Тридцатые годы. Злата Прага, город в самом центре Европы. Вацлаво наместье (площадь Святого Вацлава) идет вверх, на Винограды, видимо, там, на холмах, раньше были виноградники. Это элитный, аристократический район Праги. На маленькой улочке, она называлась Итальска, прекрасный парк, Ригровы сады, рядом особняк — вилла «Тереза». В это красивейшее здание, окруженное большим высоким забором, в 1929 году въехала наша семья — мой отец Александр Яковлевич Аросев, молодой дипломат, назначенный полпредом в ЧССР, я и мои сестры Наталья и Елена. Некоторое время вместе с нами жил Антонов-Овсеенко[1]. Вообще, судьбы этих двух людей странным образом пересекались, даже смерть они приняли вместе в подвалах НКВД.
Вилла «Тереза»… У входа в сад росли розовая и белая магнолии, я помню их запах, помню, как пахли какие-то цветы, которые росли в воде бассейна. Помню большую тую и огромный каштан.

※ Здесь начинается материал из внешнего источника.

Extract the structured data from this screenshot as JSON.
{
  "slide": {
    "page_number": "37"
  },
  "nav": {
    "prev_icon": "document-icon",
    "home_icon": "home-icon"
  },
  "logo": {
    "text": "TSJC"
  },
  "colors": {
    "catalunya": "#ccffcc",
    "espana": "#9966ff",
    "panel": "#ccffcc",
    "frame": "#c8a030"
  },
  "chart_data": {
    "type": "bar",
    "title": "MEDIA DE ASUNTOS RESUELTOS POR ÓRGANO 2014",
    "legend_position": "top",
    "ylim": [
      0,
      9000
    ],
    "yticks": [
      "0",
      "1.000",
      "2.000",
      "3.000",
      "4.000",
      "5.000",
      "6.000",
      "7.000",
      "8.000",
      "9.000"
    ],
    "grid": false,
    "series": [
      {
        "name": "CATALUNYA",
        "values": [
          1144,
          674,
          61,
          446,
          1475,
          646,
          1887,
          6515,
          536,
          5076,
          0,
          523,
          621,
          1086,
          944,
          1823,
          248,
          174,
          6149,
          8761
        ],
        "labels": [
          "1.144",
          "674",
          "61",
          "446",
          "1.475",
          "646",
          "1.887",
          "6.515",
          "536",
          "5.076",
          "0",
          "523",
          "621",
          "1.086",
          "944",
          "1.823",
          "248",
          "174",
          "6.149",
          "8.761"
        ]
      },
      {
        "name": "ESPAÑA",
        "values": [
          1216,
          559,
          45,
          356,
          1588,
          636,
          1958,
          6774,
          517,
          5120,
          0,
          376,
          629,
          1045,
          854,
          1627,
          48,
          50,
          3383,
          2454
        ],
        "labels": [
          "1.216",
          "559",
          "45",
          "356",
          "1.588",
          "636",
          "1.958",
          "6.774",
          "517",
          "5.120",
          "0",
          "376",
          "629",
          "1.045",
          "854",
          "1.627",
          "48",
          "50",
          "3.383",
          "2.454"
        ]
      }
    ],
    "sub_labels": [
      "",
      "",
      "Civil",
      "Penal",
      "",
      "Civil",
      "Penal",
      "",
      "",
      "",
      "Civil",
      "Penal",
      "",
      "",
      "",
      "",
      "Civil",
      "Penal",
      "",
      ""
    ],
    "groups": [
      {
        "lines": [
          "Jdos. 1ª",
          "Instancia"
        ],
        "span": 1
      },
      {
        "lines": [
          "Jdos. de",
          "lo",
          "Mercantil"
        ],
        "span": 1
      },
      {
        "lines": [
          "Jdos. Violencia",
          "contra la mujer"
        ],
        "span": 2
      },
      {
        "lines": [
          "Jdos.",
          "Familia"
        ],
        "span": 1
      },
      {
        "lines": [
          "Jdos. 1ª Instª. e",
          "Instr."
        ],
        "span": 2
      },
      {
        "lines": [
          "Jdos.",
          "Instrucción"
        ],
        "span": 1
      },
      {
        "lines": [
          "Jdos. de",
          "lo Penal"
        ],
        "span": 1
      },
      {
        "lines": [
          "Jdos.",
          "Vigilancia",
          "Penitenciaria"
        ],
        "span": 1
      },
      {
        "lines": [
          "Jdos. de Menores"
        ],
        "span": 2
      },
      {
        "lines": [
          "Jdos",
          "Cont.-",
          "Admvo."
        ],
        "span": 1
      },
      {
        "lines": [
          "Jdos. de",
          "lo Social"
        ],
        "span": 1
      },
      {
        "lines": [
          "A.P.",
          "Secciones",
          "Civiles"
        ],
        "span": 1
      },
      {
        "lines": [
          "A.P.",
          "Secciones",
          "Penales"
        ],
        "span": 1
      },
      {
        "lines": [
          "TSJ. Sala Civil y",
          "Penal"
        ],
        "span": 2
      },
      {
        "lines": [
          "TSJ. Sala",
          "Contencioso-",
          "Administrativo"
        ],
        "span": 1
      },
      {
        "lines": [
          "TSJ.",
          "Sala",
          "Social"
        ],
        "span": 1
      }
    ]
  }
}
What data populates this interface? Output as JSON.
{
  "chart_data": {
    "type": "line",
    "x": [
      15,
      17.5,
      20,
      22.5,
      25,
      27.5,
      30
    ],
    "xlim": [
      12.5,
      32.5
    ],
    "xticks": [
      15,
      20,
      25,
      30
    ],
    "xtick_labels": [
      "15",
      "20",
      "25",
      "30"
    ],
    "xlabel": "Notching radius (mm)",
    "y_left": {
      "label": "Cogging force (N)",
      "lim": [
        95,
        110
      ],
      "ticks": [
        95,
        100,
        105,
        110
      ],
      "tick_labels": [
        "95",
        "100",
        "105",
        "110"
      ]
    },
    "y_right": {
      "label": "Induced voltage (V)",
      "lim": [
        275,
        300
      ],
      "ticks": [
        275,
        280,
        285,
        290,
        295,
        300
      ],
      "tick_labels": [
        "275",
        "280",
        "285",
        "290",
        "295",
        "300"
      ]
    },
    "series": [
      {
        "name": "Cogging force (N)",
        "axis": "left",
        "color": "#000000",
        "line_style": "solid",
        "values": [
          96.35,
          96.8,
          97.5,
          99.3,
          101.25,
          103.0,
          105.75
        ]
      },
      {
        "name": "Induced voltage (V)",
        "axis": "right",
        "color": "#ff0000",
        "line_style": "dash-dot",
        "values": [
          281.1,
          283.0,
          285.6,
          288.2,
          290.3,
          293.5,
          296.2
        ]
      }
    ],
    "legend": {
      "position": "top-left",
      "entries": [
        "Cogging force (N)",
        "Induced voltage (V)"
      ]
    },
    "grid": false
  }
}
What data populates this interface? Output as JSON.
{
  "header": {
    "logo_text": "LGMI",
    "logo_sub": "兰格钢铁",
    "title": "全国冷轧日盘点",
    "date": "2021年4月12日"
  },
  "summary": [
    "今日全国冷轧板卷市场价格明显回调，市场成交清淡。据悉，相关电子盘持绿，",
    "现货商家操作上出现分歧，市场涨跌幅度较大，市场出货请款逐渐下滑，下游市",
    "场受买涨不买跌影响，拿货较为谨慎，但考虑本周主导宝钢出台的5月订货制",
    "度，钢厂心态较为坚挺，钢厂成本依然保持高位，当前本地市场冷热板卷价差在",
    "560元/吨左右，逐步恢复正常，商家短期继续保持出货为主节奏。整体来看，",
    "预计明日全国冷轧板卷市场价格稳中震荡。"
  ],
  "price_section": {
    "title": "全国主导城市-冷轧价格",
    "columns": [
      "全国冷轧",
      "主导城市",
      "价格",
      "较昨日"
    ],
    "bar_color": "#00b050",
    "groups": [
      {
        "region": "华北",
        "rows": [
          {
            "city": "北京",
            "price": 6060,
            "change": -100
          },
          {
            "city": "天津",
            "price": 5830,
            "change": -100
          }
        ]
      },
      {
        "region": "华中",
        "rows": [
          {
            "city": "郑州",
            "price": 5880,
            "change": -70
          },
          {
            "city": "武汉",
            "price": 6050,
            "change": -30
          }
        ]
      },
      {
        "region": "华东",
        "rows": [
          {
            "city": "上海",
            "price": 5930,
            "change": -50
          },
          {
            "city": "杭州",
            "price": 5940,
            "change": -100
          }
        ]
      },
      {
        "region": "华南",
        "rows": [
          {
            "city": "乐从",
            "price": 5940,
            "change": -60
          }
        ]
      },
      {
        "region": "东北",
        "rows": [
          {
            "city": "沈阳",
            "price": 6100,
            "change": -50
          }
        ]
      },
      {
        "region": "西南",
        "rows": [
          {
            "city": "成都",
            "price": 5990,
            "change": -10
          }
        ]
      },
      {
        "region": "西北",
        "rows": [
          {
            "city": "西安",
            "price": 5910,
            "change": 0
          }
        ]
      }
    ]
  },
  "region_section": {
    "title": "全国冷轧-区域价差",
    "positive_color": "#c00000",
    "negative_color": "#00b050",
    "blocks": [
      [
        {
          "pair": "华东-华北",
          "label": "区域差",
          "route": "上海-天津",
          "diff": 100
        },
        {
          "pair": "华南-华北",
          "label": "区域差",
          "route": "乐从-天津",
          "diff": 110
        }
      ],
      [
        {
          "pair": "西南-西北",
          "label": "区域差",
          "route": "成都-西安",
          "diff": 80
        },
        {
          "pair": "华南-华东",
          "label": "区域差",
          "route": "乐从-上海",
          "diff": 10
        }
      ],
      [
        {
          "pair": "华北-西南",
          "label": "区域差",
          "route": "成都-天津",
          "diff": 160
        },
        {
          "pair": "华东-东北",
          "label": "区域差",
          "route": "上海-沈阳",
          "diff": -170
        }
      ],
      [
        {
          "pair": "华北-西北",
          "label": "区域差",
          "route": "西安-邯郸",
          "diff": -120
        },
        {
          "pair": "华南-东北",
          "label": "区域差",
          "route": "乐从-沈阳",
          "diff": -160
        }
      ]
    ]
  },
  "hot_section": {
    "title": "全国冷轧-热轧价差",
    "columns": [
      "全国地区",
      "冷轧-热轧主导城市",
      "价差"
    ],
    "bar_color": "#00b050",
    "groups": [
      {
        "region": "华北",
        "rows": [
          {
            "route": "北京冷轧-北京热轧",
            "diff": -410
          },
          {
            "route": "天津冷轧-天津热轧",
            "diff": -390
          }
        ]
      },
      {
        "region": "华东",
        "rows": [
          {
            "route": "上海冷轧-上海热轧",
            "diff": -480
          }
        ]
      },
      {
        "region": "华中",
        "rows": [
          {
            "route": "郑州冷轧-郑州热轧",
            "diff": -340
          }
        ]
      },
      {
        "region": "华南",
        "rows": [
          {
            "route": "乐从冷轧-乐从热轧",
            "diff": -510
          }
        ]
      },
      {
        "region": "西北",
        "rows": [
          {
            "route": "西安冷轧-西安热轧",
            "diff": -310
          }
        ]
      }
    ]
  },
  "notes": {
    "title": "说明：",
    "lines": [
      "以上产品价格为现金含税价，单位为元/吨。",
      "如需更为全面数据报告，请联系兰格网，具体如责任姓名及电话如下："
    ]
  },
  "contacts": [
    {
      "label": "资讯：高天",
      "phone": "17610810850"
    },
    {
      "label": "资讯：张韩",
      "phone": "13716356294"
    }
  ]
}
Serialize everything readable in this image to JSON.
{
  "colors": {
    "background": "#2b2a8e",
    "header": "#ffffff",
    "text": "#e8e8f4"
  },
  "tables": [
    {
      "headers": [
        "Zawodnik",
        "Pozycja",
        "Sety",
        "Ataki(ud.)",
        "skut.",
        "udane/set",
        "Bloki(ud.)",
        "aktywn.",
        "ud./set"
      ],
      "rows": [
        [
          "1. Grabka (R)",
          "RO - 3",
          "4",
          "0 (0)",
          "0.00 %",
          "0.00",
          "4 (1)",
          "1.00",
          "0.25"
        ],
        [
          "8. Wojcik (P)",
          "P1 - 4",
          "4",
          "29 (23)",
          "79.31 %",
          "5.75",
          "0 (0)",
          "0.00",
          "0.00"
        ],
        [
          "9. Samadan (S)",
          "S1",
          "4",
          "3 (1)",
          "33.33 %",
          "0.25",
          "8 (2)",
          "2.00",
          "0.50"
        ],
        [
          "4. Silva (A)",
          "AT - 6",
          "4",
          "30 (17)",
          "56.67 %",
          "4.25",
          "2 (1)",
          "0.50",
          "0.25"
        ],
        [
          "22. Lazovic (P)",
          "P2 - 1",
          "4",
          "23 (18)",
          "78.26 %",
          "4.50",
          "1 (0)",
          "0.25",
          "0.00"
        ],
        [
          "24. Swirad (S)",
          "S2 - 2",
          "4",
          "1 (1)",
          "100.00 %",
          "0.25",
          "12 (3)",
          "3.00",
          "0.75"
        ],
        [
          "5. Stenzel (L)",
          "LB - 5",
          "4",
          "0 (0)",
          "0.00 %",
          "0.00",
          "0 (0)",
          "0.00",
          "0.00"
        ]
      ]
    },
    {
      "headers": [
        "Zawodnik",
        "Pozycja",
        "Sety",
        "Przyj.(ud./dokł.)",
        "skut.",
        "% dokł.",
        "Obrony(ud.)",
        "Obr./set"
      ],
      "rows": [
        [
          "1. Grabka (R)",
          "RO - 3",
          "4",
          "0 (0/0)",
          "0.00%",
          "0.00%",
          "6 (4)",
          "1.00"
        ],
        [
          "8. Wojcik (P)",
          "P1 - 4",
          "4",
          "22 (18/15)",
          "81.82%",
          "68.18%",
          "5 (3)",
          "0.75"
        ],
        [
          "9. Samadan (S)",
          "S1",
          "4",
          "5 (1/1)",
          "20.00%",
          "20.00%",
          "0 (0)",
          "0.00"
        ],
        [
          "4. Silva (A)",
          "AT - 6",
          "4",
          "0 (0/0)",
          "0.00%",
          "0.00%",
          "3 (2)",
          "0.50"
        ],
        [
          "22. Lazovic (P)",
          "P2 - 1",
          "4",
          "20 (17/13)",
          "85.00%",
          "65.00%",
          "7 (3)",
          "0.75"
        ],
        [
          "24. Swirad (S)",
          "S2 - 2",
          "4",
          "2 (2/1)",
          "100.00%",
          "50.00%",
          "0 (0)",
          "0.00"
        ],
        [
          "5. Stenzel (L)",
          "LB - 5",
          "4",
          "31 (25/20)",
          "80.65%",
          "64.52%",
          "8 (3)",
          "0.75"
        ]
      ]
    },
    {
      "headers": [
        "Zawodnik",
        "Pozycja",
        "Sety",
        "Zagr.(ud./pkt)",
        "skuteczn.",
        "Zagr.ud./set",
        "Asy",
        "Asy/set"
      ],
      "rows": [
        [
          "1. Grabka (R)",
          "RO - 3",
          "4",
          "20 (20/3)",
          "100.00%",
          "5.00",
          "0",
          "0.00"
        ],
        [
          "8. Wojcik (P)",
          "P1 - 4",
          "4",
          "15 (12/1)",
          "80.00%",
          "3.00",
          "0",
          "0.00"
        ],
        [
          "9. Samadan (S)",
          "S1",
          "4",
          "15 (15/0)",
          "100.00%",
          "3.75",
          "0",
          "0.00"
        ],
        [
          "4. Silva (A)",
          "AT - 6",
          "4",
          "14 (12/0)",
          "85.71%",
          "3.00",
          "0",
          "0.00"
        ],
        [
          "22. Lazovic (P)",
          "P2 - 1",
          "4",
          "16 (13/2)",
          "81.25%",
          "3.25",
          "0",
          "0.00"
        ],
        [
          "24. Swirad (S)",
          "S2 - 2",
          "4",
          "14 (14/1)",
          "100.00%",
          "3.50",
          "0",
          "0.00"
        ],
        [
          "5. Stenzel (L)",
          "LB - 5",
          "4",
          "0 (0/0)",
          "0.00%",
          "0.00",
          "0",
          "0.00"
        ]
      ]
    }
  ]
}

Отец уделял нам очень много времени, устраивал такие игры, которые я до сих пор вспоминаю. В саду мы очень любили играть в индейцев. У нас было полное индейское снаряжение, все эти перья, стрелы, лук подарил нам артист, который в цирке играл индейского вождя и делал разные фокусы. Папа устроил имитацию индейского селения и прятался там, а мы должны были найти его и взять в плен. Было много всяких других игр, театрализованные истории — семейная традиция, идущая от деда отца, у которого была своя труппа, он ездил с ней по городам и весям. Отец часто водил нас в театр. Там, где мы жили, был театр, его так и называли «театр на Виноградах». Туда приезжал Бертольт Брехт, и мы смотрели его «Трехгрошовую оперу». Я была так потрясена этой пьесой, что взяла у старшей сестры ботинки и, изрезав пальто, сделала себе наряд нищей, выучила партию Полли Питчем на немецком языке и пела ее. Первым моим зрителем был истопник Цуц, ему понравилось мое выступление, он хлопал в ладоши. Может быть, он-то и пробудил во мне жажду успеха.
Старшая сестра Наташа часто брала нас на антифашистские демонстрации, и мы пели непристойные куплеты про Гитлера. Однажды нас даже забрали в полицию, а потом привели к отцу. Бедный папа очень страдал из-за нашей самодеятельности.